Figure 1: ATM expression and activity promotes HER2 tumorigenicity in vitro.

(a–c) Anchorage-independent growth of HER2+ (SKBR3), HER2− (MCF7), exogenous HER2+ (MCF7-HER2) breast cancer cell lines treated with ATM kinase inhibitor KU-55933 10 μM (a,c), infected with retrovirus or expressing specific RNA interference for ATM (shATM#1) or a control sequence (shR5, labelled as −), or infected with lentivirus expressing RNA interference for ATM (shATM#3), for HER2 (shHER2) or a control sequence (shGFP, labelled −) (b). Colonies are counted after 10 days and represented as mean±s.d. (n=6 for each condition). The panels on the bottom display representative western blots. (d) ATM interference selectively impairs NeuT-driven transformation in human mammary gland epithelial cells, MCF10A. Cell proliferation assay in MCF10A-pBabe, MCF10A-NeuT and MCF10A-RasV12 cell lines infected with a lentiviral construct expressing ATM shRNA interference sequence or control shRNA interference sequence.

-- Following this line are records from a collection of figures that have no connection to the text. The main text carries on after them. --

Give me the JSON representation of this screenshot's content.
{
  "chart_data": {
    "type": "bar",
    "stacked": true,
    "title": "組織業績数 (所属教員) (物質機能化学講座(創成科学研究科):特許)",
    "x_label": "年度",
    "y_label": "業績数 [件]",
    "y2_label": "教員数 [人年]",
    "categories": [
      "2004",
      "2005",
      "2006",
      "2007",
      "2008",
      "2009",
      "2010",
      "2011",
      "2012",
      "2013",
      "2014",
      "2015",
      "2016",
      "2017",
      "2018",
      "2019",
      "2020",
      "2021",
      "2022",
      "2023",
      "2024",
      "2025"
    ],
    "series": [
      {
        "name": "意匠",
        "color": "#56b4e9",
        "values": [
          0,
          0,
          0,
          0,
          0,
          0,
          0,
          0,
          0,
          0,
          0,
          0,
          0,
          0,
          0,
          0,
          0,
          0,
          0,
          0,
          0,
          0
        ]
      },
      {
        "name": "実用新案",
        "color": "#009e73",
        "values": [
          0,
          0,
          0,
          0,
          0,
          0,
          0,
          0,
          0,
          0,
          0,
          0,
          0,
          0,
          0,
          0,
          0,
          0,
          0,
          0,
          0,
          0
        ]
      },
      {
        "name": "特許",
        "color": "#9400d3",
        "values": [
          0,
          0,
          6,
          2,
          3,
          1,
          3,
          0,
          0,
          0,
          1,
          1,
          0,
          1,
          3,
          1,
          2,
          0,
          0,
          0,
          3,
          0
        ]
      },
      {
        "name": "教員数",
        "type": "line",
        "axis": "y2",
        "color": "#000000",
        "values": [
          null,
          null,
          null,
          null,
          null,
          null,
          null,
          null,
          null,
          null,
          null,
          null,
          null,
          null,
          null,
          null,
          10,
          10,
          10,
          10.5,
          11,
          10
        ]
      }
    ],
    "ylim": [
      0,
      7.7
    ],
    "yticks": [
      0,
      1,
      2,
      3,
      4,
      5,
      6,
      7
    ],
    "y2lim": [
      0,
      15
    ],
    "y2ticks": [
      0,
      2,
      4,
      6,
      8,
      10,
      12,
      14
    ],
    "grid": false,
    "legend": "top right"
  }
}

Bars display the cell number for each cell line counted 96 h after seeding; this number has been normalized on cell number counted 24 h after seeding. Cell numbers have been counted in triplicate in three independent experiments for each condition. Data are shown as mean+s.d. (*P value for NeuT versus NeuT-shATM=0.03; P values were calculated using two-sided Student t-tests).